BARßEL - Kaum erwarten kann das Theaterensemble Text-Fest die Premiere seines neuen Stückes „Schau nicht unters Rosenbeet“. Am Sonnabend, 29. Mai, um 20 Uhr hebt sich zum ersten Mal für den Comedy-Thriller der Vorhang in der Kultur-Scheune auf dem Carolinenhof. Bis dahin heißt es tüchtig proben für das Ensemble.

Stolz und dankbar ist Regisseur Rainer Pagel, dass seine jungen Laiendarsteller für das Stück einiges auf sich nehmen. „Christina Benz und Dörte Weßels machen in diesem Jahr ihr Abitur. Sie nehmen die Doppelbelastung auf sich, weil sie einfach Spaß daran haben, Theater zu spielen. Emma Malke und Ansgar Hogeback wohnen inzwischen in Hildesheim. Trotzdem schaffen sie es, zu den Proben zu kommen“, berichtet Pagel.

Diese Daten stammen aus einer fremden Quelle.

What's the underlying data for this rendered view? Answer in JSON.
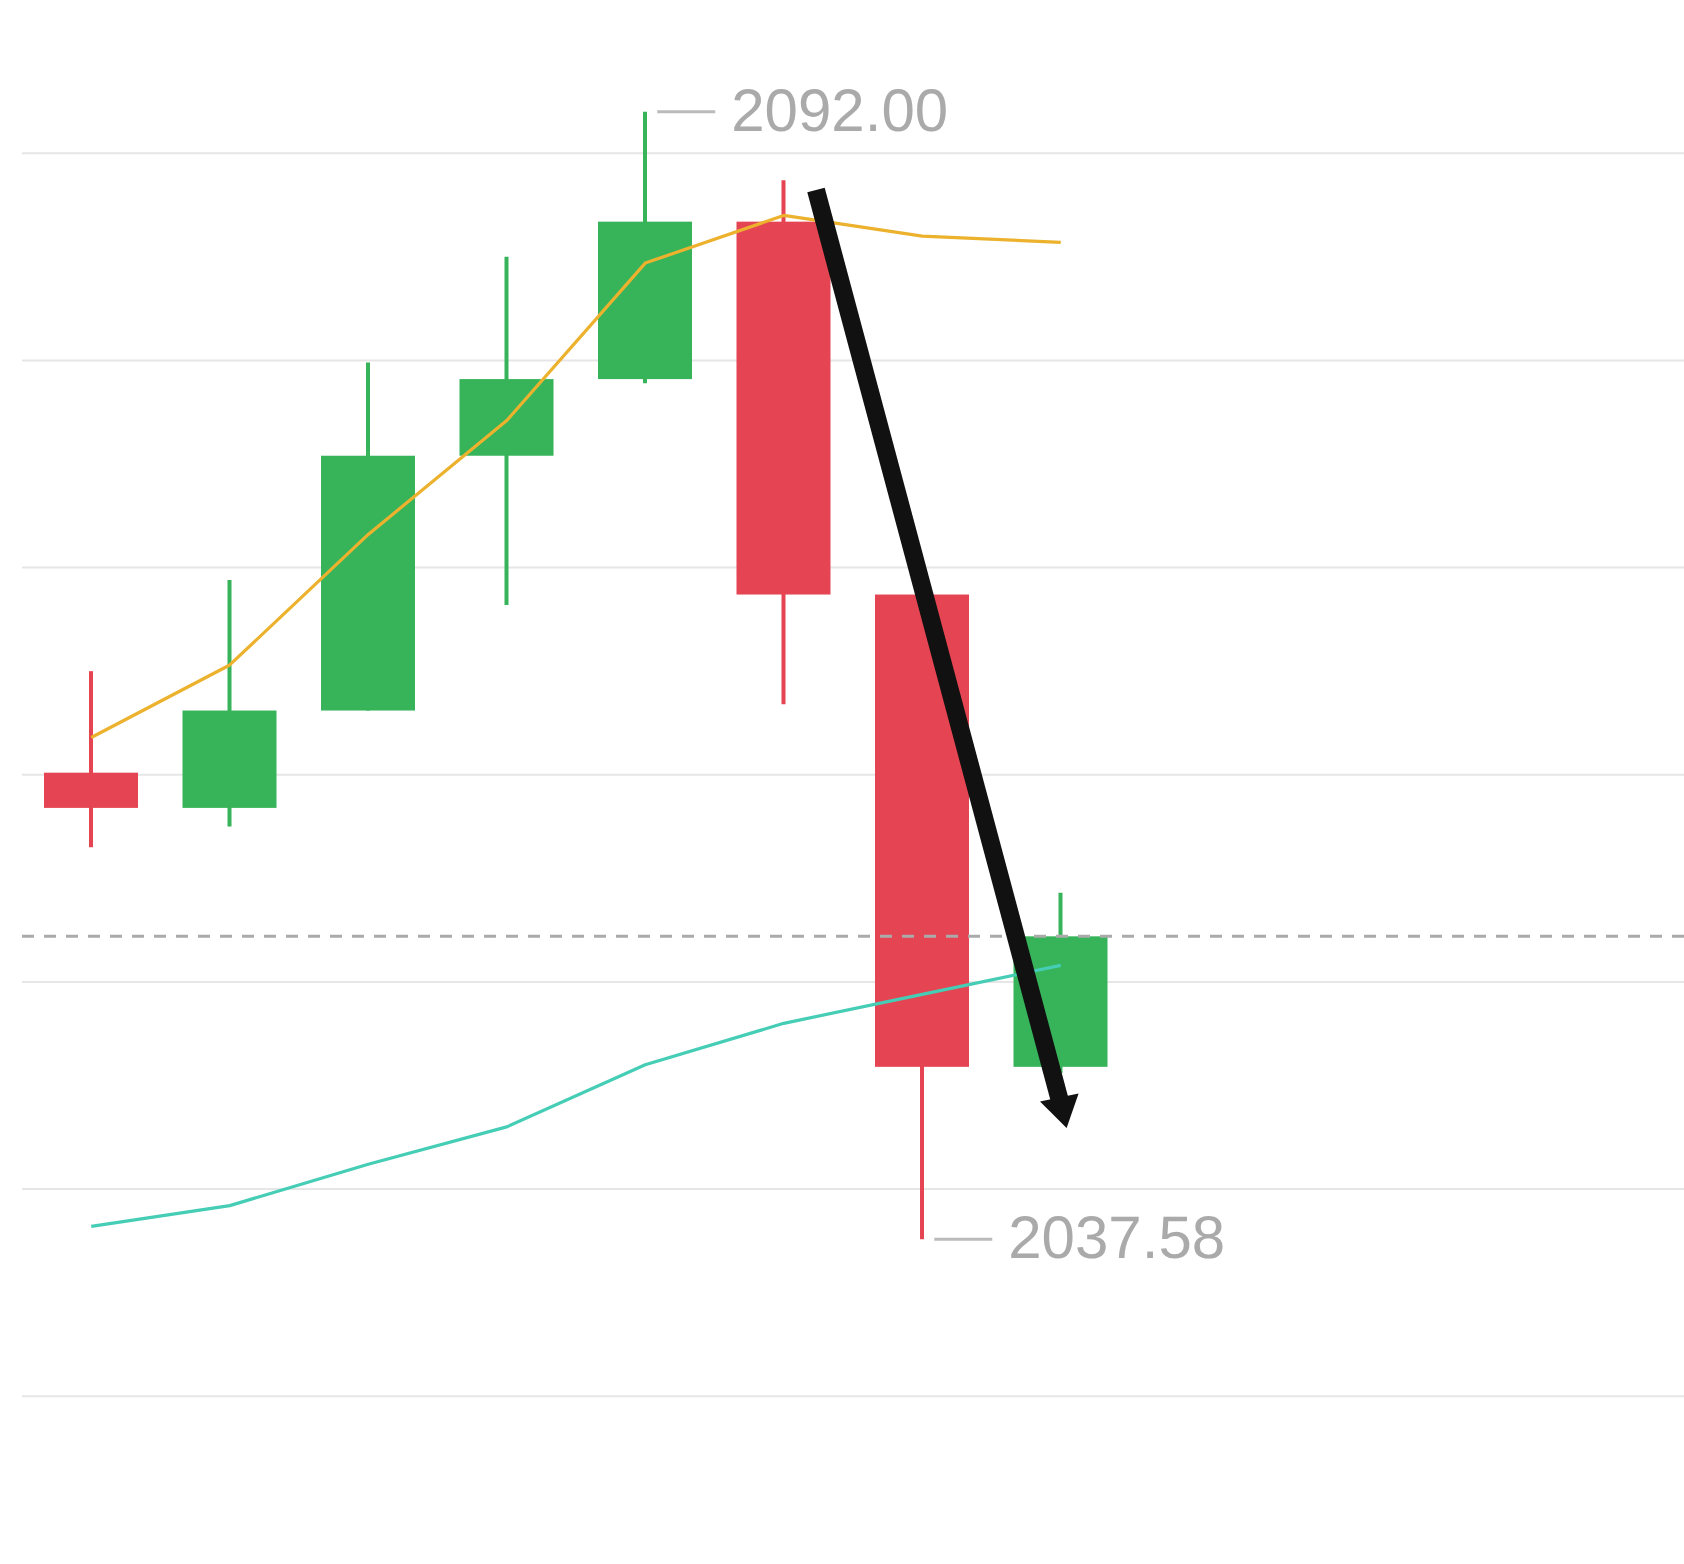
{
  "chart_data": {
    "type": "candlestick",
    "categories": [
      null,
      null,
      null,
      null,
      null,
      null,
      null,
      null,
      null,
      null,
      null,
      null
    ],
    "ohlc": [
      [
        2060.1,
        2065.0,
        2056.5,
        2058.4
      ],
      [
        2058.4,
        2069.4,
        2057.5,
        2063.1
      ],
      [
        2063.1,
        2079.9,
        2063.1,
        2075.4
      ],
      [
        2075.4,
        2085.0,
        2068.2,
        2079.1
      ],
      [
        2079.1,
        2092.0,
        2078.9,
        2086.7
      ],
      [
        2086.7,
        2088.7,
        2063.4,
        2068.7
      ],
      [
        2068.7,
        2068.7,
        2037.58,
        2045.9
      ],
      [
        2045.9,
        2054.3,
        2045.6,
        2052.2
      ],
      null,
      null,
      null,
      null
    ],
    "colors": [
      "#e54552",
      "#37b45a",
      "#37b45a",
      "#37b45a",
      "#37b45a",
      "#e54552",
      "#e54552",
      "#37b45a",
      null,
      null,
      null,
      null
    ],
    "series": [
      {
        "type": "line",
        "color": "#ecb22e",
        "values": [
          2061.8,
          2065.3,
          2071.6,
          2077.1,
          2084.7,
          2087.0,
          2086.0,
          2085.7,
          null,
          null,
          null,
          null
        ]
      },
      {
        "type": "line",
        "color": "#45cdb5",
        "values": [
          2038.2,
          2039.2,
          2041.2,
          2043.0,
          2046.0,
          2048.0,
          2049.4,
          2050.8,
          null,
          null,
          null,
          null
        ]
      }
    ],
    "ylim": [
      2021.9,
      2097.4
    ],
    "yticks": [
      {
        "value": 2030,
        "label": null
      },
      {
        "value": 2040,
        "label": null
      },
      {
        "value": 2050,
        "label": null
      },
      {
        "value": 2060,
        "label": null
      },
      {
        "value": 2070,
        "label": null
      },
      {
        "value": 2080,
        "label": null
      },
      {
        "value": 2090,
        "label": null
      }
    ],
    "grid": "y",
    "tick_labels": false,
    "ref_lines": [
      {
        "axis": "y",
        "value": 2052.2,
        "color": "#aaaaaa",
        "line_style": "dashed"
      }
    ],
    "annotations": [
      "2092.00",
      "2037.58"
    ]
  }
}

Im Mittelpunkt der Schauerkomödie aus der Feder von Norman Robbins steht die Familie Henk, zu deren Spezialgebiet Auftragsmorde gehören. Plötzlich ist das Oberhaupt der Familie, Septimus Henk, tot und hat seinen Kindern scheinbar ein großes Vermögen hinterlassen.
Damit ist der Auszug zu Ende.